The Cost of Sexism by Professor Linda Scott

This year sees the paperback release of The Cost of Sexism (originally titled The Double X Economy), Linda Scott’s timely analysis of global gender inequality. The book revolves around the idea that beneath what’s generally regarded as the mainstream economy runs a shadow economy of work done by women who continue to be skewed by socio-economic constraints. Rather than simply highlighting the issues, Scott shines a light on women’s essential and often invisible contributions to our global economy and more importantly, outlines an actionable plan of how we can work towards their empowerment.


This Woman’s Work edited by Kim Gordon and Sinéad Gleeson

This Woman’s Work is a colourful collection of essays on music by the likes of Anne Enright, Maggie Nelson, Ottessa Moshfegh, and Yiyun Li. Featuring writing on jazz, genre-breakers, music, and activism, propaganda, and mixtapes, the book seeks to challenge the sexism that has long defined canons of music, literature, and film.


Manifesto by Bernardine Evaristo

In 2019, Bernardine Evaristo became the first black woman to win the Booker Prize since its inception fifty years earlier with her brilliantly original novel Girl, Woman, Other and now, she’s written a memoir about her journey to success. Manifesto charts the author’s life with frank insight and humour – from a childhood steeped in racism to setting up Britain’s first theatre company for black women and her experiences of the publishing world.


Abolition. Feminism. Now. by Angela Davis, Gina Dent, Erica Meiners, and Beth Richie

In the wake of worldwide protests following the murder of George Floyd in 2020 and Sarah Everard in 2021 at the hands of police officers, Abolition. Feminism. Now. brings together the writing of four leading scholar-activists to illustrate how abolitionism and feminism stand shoulder-to-shoulder in fighting a common cause: the end of the carceral state, with its key role in perpetuating violence, both public and private, in prisons, in police forces, and in people’s homes. It makes for a powerful, thought-provoking read.

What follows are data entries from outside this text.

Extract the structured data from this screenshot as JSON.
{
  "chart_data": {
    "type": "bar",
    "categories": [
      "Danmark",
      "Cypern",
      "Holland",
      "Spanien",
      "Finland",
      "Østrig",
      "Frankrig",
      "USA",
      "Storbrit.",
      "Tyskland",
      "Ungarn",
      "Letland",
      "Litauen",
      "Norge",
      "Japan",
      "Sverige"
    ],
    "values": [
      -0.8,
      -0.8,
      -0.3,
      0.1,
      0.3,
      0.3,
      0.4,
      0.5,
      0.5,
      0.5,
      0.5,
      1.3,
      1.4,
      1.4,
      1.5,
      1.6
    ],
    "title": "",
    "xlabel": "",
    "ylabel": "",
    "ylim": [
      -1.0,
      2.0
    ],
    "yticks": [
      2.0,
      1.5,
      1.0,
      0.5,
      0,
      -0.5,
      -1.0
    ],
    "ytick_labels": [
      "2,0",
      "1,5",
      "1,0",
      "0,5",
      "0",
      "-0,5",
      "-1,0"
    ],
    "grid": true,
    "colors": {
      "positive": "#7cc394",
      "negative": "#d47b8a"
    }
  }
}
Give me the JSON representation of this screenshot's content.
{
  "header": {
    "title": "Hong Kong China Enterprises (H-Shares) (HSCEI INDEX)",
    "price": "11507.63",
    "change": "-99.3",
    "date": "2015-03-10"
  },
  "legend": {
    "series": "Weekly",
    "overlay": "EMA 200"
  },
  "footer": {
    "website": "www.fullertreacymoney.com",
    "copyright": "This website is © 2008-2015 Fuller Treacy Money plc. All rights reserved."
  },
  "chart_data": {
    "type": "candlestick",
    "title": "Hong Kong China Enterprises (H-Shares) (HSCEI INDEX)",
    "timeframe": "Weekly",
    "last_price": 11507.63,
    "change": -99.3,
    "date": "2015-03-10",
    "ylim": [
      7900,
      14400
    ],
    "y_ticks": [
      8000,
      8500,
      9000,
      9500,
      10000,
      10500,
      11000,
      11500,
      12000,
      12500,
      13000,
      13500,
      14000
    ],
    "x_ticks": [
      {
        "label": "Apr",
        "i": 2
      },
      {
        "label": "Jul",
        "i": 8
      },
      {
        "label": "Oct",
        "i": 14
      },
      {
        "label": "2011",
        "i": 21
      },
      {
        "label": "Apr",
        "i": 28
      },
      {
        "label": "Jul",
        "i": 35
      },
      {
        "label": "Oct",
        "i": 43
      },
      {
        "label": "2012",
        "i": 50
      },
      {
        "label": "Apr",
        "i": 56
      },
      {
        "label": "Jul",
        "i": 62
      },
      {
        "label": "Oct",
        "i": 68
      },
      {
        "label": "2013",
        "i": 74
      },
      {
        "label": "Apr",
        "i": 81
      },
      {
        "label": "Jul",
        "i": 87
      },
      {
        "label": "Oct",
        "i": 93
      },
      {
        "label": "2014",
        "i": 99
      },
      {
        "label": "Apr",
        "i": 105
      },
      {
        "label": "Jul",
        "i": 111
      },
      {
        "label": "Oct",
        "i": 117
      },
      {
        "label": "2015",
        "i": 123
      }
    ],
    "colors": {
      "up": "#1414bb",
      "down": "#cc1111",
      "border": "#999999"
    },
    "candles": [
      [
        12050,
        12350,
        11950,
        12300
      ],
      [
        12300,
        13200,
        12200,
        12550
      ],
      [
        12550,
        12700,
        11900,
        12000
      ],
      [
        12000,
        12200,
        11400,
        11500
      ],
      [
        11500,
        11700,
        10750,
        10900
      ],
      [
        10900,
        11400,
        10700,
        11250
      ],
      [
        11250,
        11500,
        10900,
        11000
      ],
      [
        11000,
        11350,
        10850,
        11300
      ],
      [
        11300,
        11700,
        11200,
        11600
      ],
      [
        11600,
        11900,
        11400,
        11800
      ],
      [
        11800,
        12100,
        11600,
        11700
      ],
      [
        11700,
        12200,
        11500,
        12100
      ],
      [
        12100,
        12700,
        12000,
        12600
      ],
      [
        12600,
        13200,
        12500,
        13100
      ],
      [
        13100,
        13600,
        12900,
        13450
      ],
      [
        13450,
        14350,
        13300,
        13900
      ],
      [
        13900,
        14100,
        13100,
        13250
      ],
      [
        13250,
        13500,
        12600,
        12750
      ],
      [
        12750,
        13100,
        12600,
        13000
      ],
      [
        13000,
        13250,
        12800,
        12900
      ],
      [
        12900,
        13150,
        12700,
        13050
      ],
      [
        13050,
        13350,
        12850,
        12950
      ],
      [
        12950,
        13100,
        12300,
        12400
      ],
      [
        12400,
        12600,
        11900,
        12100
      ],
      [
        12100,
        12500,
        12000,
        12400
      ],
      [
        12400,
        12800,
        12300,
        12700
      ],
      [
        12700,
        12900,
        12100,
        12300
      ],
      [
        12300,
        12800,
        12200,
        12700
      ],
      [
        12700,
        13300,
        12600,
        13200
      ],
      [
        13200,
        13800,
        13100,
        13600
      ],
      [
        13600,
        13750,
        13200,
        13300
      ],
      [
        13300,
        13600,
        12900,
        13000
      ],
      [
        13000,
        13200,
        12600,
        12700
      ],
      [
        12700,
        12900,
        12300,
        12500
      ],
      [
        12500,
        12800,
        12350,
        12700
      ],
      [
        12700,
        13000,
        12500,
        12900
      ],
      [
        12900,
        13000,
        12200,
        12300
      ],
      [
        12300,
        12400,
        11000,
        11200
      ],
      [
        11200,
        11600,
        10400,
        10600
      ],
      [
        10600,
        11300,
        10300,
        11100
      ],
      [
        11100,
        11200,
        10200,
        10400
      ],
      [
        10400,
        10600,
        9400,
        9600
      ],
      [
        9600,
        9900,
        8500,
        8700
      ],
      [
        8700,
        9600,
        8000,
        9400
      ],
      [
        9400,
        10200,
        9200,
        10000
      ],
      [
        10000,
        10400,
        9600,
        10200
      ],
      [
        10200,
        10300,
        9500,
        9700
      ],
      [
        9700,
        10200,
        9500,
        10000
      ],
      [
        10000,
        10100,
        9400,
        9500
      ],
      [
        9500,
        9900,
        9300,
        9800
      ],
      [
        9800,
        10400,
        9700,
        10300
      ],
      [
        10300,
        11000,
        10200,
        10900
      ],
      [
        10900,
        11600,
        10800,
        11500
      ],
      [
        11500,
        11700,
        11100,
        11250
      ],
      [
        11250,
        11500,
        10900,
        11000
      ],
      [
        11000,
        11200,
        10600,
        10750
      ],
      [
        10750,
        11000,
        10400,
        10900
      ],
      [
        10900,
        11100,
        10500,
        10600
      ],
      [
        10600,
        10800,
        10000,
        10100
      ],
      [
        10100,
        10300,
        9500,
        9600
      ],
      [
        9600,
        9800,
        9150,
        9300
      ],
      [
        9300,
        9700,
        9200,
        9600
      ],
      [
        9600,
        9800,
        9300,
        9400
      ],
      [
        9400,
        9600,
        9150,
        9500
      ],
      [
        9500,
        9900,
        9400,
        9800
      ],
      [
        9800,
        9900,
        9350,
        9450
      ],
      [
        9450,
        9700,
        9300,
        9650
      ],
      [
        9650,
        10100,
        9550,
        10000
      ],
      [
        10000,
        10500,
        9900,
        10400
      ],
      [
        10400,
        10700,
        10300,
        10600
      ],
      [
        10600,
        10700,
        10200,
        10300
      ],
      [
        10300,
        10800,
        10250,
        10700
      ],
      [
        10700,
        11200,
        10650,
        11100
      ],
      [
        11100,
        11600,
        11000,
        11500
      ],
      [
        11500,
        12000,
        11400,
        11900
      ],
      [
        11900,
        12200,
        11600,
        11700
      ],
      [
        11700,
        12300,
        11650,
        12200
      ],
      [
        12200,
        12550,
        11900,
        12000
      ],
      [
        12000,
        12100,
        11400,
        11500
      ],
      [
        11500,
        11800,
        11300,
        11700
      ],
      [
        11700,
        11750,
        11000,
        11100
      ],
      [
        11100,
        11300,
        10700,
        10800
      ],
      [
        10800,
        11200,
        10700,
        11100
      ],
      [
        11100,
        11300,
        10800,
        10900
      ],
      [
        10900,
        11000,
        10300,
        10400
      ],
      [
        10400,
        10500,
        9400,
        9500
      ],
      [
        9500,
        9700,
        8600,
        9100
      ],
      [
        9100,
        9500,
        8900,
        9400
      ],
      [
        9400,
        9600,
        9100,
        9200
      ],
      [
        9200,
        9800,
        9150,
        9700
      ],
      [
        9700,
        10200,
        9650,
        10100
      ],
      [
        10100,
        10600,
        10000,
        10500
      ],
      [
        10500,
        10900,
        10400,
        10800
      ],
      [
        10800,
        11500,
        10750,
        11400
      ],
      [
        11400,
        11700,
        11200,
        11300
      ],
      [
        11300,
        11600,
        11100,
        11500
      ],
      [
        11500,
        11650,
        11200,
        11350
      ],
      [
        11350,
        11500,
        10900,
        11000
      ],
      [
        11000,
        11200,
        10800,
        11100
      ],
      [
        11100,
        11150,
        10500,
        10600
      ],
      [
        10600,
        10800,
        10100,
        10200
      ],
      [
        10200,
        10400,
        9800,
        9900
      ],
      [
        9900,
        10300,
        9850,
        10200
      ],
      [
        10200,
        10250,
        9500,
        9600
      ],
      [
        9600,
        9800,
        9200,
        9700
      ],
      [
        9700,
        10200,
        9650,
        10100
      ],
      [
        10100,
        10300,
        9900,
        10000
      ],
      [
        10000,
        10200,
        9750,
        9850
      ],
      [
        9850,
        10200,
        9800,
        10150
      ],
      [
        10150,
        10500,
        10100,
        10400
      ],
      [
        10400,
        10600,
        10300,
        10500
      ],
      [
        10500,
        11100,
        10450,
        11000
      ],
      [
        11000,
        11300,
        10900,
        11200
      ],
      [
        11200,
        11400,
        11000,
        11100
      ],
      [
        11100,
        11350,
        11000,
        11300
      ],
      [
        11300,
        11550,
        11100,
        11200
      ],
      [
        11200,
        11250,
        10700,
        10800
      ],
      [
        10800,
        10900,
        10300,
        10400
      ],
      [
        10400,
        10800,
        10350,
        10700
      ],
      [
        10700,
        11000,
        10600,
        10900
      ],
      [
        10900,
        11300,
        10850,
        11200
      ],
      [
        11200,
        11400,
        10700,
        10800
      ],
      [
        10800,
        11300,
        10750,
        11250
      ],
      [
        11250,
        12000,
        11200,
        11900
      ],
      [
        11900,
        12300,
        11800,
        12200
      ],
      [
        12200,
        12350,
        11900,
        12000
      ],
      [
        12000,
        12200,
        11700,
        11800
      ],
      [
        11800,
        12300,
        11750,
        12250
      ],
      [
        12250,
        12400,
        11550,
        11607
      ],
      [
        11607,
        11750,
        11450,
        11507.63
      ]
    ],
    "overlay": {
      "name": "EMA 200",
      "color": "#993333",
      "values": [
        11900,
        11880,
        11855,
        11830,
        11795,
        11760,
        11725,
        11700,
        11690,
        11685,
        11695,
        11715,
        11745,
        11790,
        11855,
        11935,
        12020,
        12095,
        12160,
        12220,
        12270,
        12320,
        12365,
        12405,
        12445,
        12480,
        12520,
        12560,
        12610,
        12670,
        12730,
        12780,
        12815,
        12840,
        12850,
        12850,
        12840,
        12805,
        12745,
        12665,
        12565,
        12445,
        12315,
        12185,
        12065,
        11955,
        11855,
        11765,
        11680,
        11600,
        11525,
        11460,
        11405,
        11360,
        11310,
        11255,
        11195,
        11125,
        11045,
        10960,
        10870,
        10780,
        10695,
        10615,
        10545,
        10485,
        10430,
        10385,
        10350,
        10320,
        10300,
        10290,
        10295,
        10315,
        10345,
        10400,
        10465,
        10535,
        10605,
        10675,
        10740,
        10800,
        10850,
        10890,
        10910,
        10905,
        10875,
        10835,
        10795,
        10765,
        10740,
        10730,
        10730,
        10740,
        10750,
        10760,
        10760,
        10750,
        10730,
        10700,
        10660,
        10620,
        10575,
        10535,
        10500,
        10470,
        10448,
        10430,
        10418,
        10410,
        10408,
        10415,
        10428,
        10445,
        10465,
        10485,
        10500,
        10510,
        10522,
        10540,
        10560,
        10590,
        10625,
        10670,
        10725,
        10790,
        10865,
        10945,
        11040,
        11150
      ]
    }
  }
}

Please Miss: A Heartbreaking Work of Staggering Penis by Grace Lavery

Grace Lavery’s memoir of gender transition and recovery from addiction is refreshingly original, smart, and funny. In a story filled with twists and turns, Grace performs in a David Lynch remake of Sunset Boulevard, finds herself the recipient of anonymous letters from a mysterious cabal of clowns and writes a ‘socialist manifesto disguised as a porn parody of QI.’


A Line Above the Sky by Helen Mort

Prize-winning poet Helen Mort’s beautiful memoir A Line Above the Sky explores her love of climbing and experiences of early motherhood as she finds herself re-examining her relationship to the natural world. A vibrant celebration of womanhood and physicality, the book questions why humans are drawn to danger and how we can find a sense of freedom by pushing ourselves to our limits.